WRITTEN BY Aileen Kelly

Holy Sh*t It’s Halloween!

Swinging around the corner at Target, barely in control of my overfilled, wobbly wheeled shopping cart, I abruptly stopped, horrified at what was spread out before me. Black and orange banners festooned with smiling bats. Cheap creepy clown costumes half off their hangers. Bags and bags of fun-size candy as far as the eye can see.

It’s only August, but Halloween is coming. There are still some backpacks and binders mixed in with the 6-foot posable skeletons and racks of colored hairspray, but the winds have shifted, and there is no going back.

Anyone who has parented knows that back to school is really the culmination of summer. Back to school wraps up the work you started in spring when you began planning out how the kids would spend their summer break. Whether it was at Grandma’s house watching racy daytime TV (in a variety of languages) or space camp, summer gets planned in spring, back to school gets planned in summer, and that first pumpkin perched out front of the supermarket is a harbinger of how much the next three months are going to make you wish you lived alone in a lighthouse somewhere in Maine.

But if you are a parent, the approach of Halloween means the beginning of holiday mayhem. Maybe you started early this year and are surveying the mass of costumes and accessories in early October. You still have time and options. It’s not picked over yet. The costume your child absolutely, positively must have is available in their size. Grab as many empty Halloween-themed goody bags as you can get your hands on. Someone will need them. Just don’t buy the pumpkin carving kit. You have three. They’re under the bathroom sink for some reason.

When I see the Halloween section, I hear the distinctive click click click of a roller coaster cart climbing up to October 31st, after which I will be jerked and jostled around until somehow it’s January 10th. I am broke and sick, and half my family is furious with the other half of my family, but no one quite knows why. Something to do with jellied cranberry sauce? Sides were taken. Grandpa announced that this was the hill he would die on, but I can’t remember if he was for or against jellied cranberry sauce, and he’s refusing to discuss it.
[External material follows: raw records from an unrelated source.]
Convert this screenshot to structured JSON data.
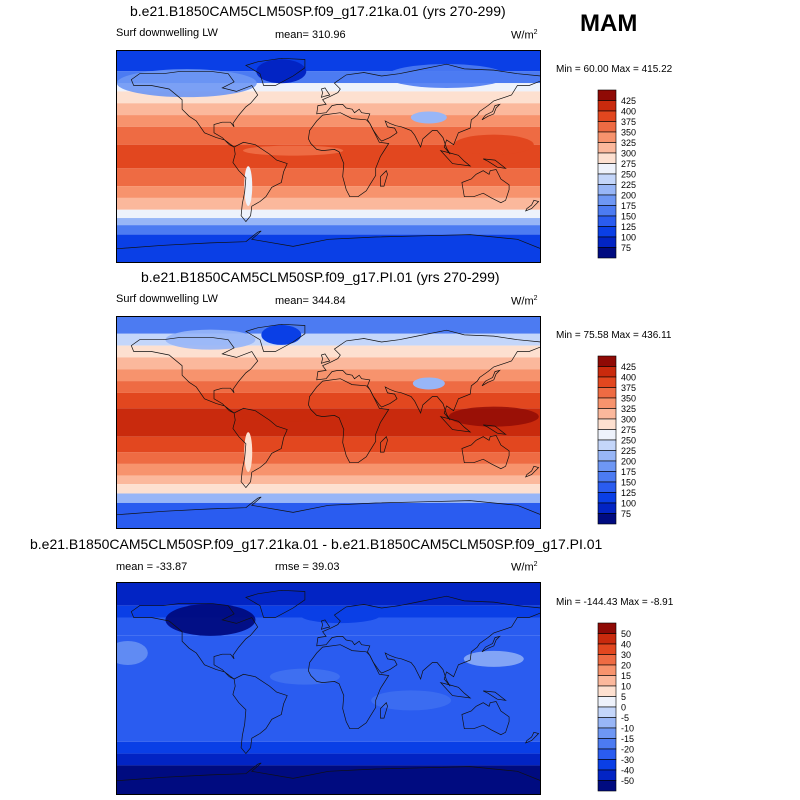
{
  "season": "MAM",
  "panels": [
    {
      "title": "b.e21.B1850CAM5CLM50SP.f09_g17.21ka.01 (yrs 270-299)",
      "left_label": "Surf downwelling LW",
      "center_label": "mean= 310.96",
      "units": "W/m",
      "units_sup": "2",
      "minmax": "Min =  60.00 Max = 415.22"
    },
    {
      "title": "b.e21.B1850CAM5CLM50SP.f09_g17.PI.01 (yrs 270-299)",
      "left_label": "Surf downwelling LW",
      "center_label": "mean= 344.84",
      "units": "W/m",
      "units_sup": "2",
      "minmax": "Min =  75.58 Max = 436.11"
    },
    {
      "title": "b.e21.B1850CAM5CLM50SP.f09_g17.21ka.01 - b.e21.B1850CAM5CLM50SP.f09_g17.PI.01",
      "left_label": "mean = -33.87",
      "center_label": "rmse =  39.03",
      "units": "W/m",
      "units_sup": "2",
      "minmax": "Min = -144.43 Max =  -8.91"
    }
  ],
  "chart_data": [
    {
      "type": "heatmap",
      "title": "b.e21.B1850CAM5CLM50SP.f09_g17.21ka.01 (yrs 270-299)",
      "variable": "Surf downwelling LW",
      "units": "W/m2",
      "mean": 310.96,
      "min": 60.0,
      "max": 415.22,
      "projection": "global cylindrical equidistant",
      "colorbar_levels": [
        75,
        100,
        125,
        150,
        175,
        200,
        225,
        250,
        275,
        300,
        325,
        350,
        375,
        400,
        425
      ],
      "colorbar_colors": [
        "#000b80",
        "#0224c4",
        "#0a3fe6",
        "#2a5cf0",
        "#4c7bf2",
        "#6e97f4",
        "#98b6f7",
        "#c4d6fa",
        "#eef2fb",
        "#fde0d0",
        "#fbb89c",
        "#f7936d",
        "#ee6b43",
        "#e2471f",
        "#c92a0d",
        "#8f0a05"
      ]
    },
    {
      "type": "heatmap",
      "title": "b.e21.B1850CAM5CLM50SP.f09_g17.PI.01 (yrs 270-299)",
      "variable": "Surf downwelling LW",
      "units": "W/m2",
      "mean": 344.84,
      "min": 75.58,
      "max": 436.11,
      "projection": "global cylindrical equidistant",
      "colorbar_levels": [
        75,
        100,
        125,
        150,
        175,
        200,
        225,
        250,
        275,
        300,
        325,
        350,
        375,
        400,
        425
      ],
      "colorbar_colors": [
        "#000b80",
        "#0224c4",
        "#0a3fe6",
        "#2a5cf0",
        "#4c7bf2",
        "#6e97f4",
        "#98b6f7",
        "#c4d6fa",
        "#eef2fb",
        "#fde0d0",
        "#fbb89c",
        "#f7936d",
        "#ee6b43",
        "#e2471f",
        "#c92a0d",
        "#8f0a05"
      ]
    },
    {
      "type": "heatmap",
      "title": "b.e21.B1850CAM5CLM50SP.f09_g17.21ka.01 - b.e21.B1850CAM5CLM50SP.f09_g17.PI.01",
      "units": "W/m2",
      "mean": -33.87,
      "rmse": 39.03,
      "min": -144.43,
      "max": -8.91,
      "projection": "global cylindrical equidistant",
      "colorbar_levels": [
        -50,
        -40,
        -30,
        -20,
        -15,
        -10,
        -5,
        0,
        5,
        10,
        15,
        20,
        30,
        40,
        50
      ],
      "colorbar_colors": [
        "#000b80",
        "#0224c4",
        "#0a3fe6",
        "#2a5cf0",
        "#4c7bf2",
        "#6e97f4",
        "#98b6f7",
        "#c4d6fa",
        "#eef2fb",
        "#fde0d0",
        "#fbb89c",
        "#f7936d",
        "#ee6b43",
        "#e2471f",
        "#c92a0d",
        "#8f0a05"
      ]
    }
  ]
}
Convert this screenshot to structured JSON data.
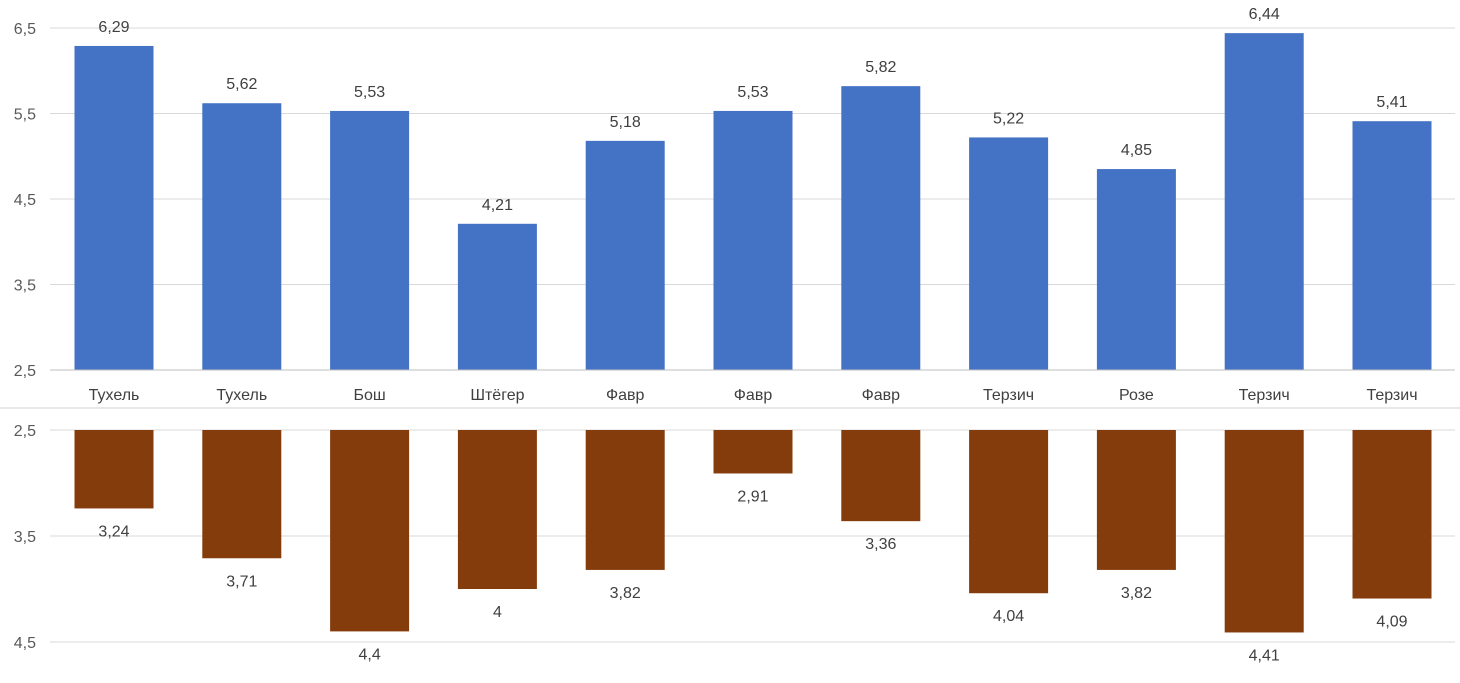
{
  "chart_data": [
    {
      "type": "bar",
      "orientation": "vertical",
      "color": "#4472C4",
      "categories": [
        "Тухель",
        "Тухель",
        "Бош",
        "Штёгер",
        "Фавр",
        "Фавр",
        "Фавр",
        "Терзич",
        "Розе",
        "Терзич",
        "Терзич"
      ],
      "values": [
        6.29,
        5.62,
        5.53,
        4.21,
        5.18,
        5.53,
        5.82,
        5.22,
        4.85,
        6.44,
        5.41
      ],
      "value_labels": [
        "6,29",
        "5,62",
        "5,53",
        "4,21",
        "5,18",
        "5,53",
        "5,82",
        "5,22",
        "4,85",
        "6,44",
        "5,41"
      ],
      "ylim": [
        2.5,
        6.5
      ],
      "yticks": [
        2.5,
        3.5,
        4.5,
        5.5,
        6.5
      ],
      "ytick_labels": [
        "2,5",
        "3,5",
        "4,5",
        "5,5",
        "6,5"
      ],
      "grid": true,
      "legend": "none"
    },
    {
      "type": "bar",
      "orientation": "vertical",
      "y_reversed": true,
      "color": "#843C0C",
      "categories": [
        "Тухель",
        "Тухель",
        "Бош",
        "Штёгер",
        "Фавр",
        "Фавр",
        "Фавр",
        "Терзич",
        "Розе",
        "Терзич",
        "Терзич"
      ],
      "values": [
        3.24,
        3.71,
        4.4,
        4.0,
        3.82,
        2.91,
        3.36,
        4.04,
        3.82,
        4.41,
        4.09
      ],
      "value_labels": [
        "3,24",
        "3,71",
        "4,4",
        "4",
        "3,82",
        "2,91",
        "3,36",
        "4,04",
        "3,82",
        "4,41",
        "4,09"
      ],
      "ylim": [
        2.5,
        4.5
      ],
      "yticks": [
        2.5,
        3.5,
        4.5
      ],
      "ytick_labels": [
        "2,5",
        "3,5",
        "4,5"
      ],
      "grid": true,
      "legend": "none"
    }
  ]
}
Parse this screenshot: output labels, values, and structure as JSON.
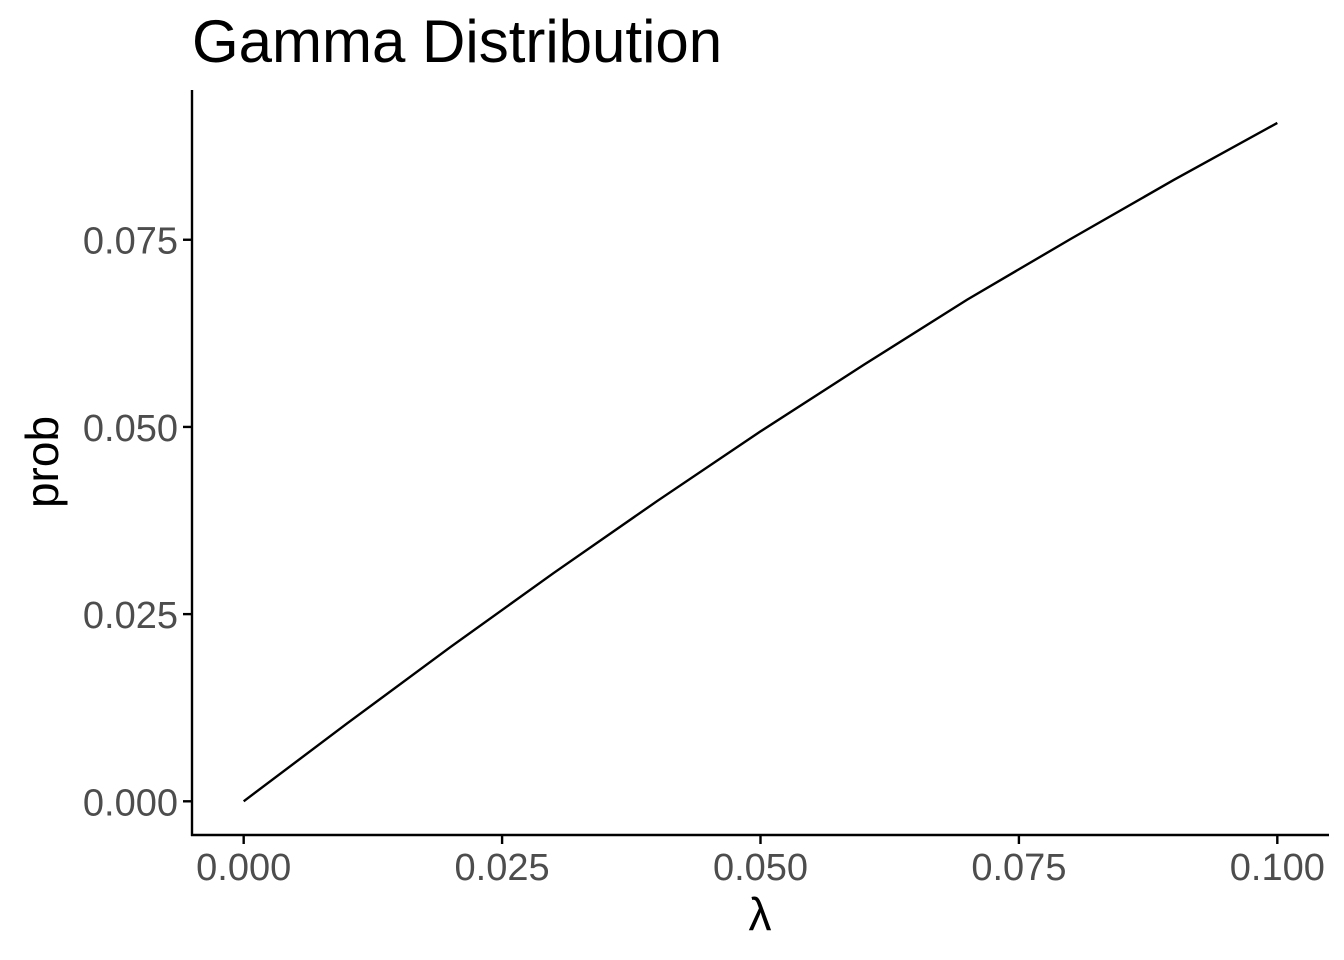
{
  "chart_data": {
    "type": "line",
    "title": "Gamma Distribution",
    "xlabel": "λ",
    "ylabel": "prob",
    "xlim": [
      -0.005,
      0.105
    ],
    "ylim": [
      -0.0045,
      0.095
    ],
    "x_ticks": [
      0.0,
      0.025,
      0.05,
      0.075,
      0.1
    ],
    "x_tick_labels": [
      "0.000",
      "0.025",
      "0.050",
      "0.075",
      "0.100"
    ],
    "y_ticks": [
      0.0,
      0.025,
      0.05,
      0.075
    ],
    "y_tick_labels": [
      "0.000",
      "0.025",
      "0.050",
      "0.075"
    ],
    "grid": false,
    "legend": "none",
    "series": [
      {
        "color": "#000000",
        "x": [
          0.0,
          0.01,
          0.02,
          0.03,
          0.04,
          0.05,
          0.06,
          0.07,
          0.08,
          0.09,
          0.1
        ],
        "y": [
          0.0,
          0.0104,
          0.0206,
          0.0305,
          0.0401,
          0.0494,
          0.0583,
          0.067,
          0.0751,
          0.083,
          0.0906
        ]
      }
    ]
  }
}
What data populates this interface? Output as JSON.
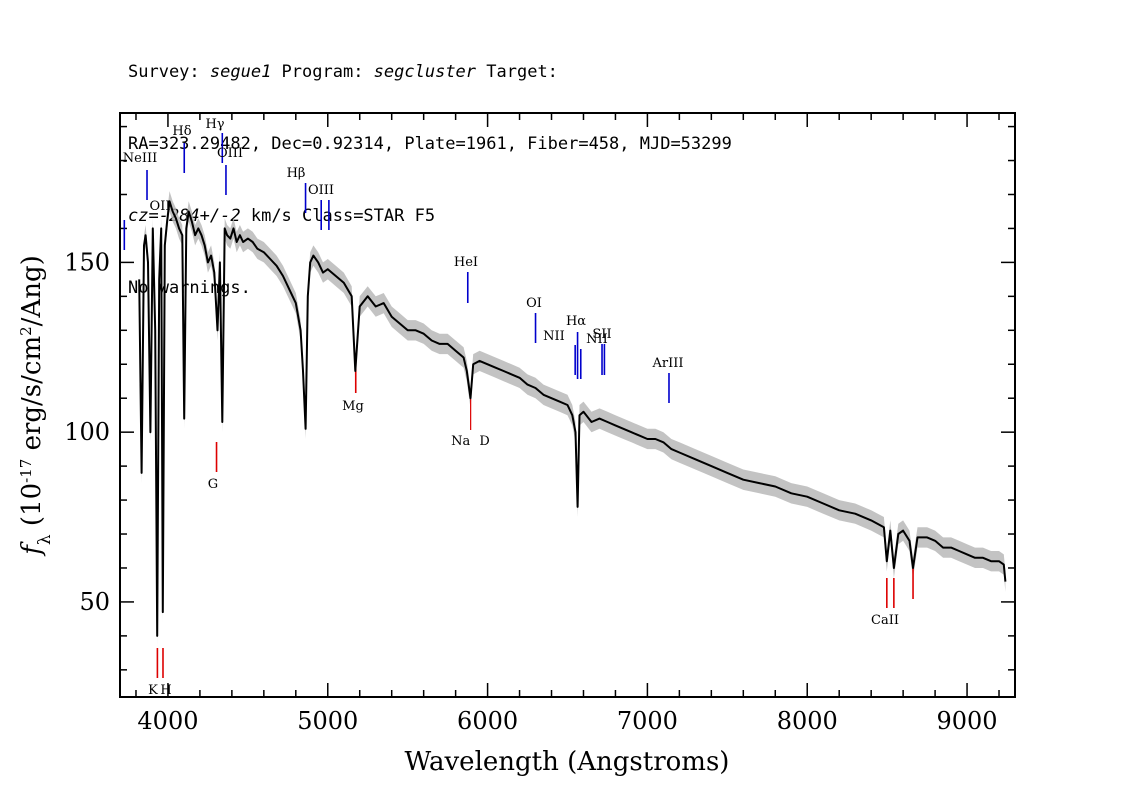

Halloween kicks off the holiday season. It begins with that one bag of fun size candy bars and ends with pulling Christmas lights off of the house mid January, exhausted and depleted.

At least, that’s how it used to be for me. I used to dread Halloween because I knew it started the holiday roller coaster, filled with extra shopping, cooking, and time management for the entire family.

Forget about The Nightmare Before Christmas; adulthood felt like a series of nightmares. There’s one before Halloween, Thanksgiving, Christmas Eve, Christmas, New Year’s Eve, AND New Year’s Day. There are many additions and subtractions for you and yours, but the idea doesn’t change. If you are the adult in charge, holidays can be horrible.

Time meant to bring loved ones together to celebrate their traditions tend to end up with at least one adult person crying alone in the laundry room.

What is going wrong here?

We think it has to do with a breakdown in conversations regarding shared values. When was the last time you asked your kids what they look forward to about Halloween? When was the last time you asked your spouse or partner what they love about Thanksgiving or all the other winter holidays?

When was the last time you asked YOURSELF what you look forward to and what you love about the holidays you spend so much thought, time, and money preparing for?

This is an opportunity to meet expectations. And we can only meet expectations when those expectations have been clearly defined.

Let’s look at an example.

I asked my older son what he wanted to do on Christmas Eve. He reeled off what we usually do on Christmas Eve. I said we can do that but do you want to? He looked surprised and then laughed. We tended to do a couple of things because we had been doing them for most of his life, and they didn’t hold much interest for him. So we cut those out. Then he talked about stuff we did that he liked and wanted to keep doing. He was kind enough to ask me the same questions, and as we talked, we came up with a Christmas Eve that sounded low-key. Instead of party hopping, we would swing by the family party for drinks and snacks. Then just the two of us would go to dinner and a movie at an outdoor mall with pretend snow!

You might be cringing at our plans, and that is okay! The point is to have conversations about how to enjoy your holidays in ways that honor the shared values of your family and not the random expectations of the world at large.

Commercials show us a long table with people crowded around it. There’s so much food you can’t even see the surface. Everyone is smiling. Someone is wielding a knife. There are seven kinds of pies.

This is what a “normal American holiday” is supposed to look like. If it’s just you and your Nana watching football and eating fast food off tv trays, then somehow you have failed.

Bullshit.

They’re your holidays. Enjoy them in the way that best serves you and yours. Tell Nana to warm up the set. I’ll be there with a bag of tacos by noon.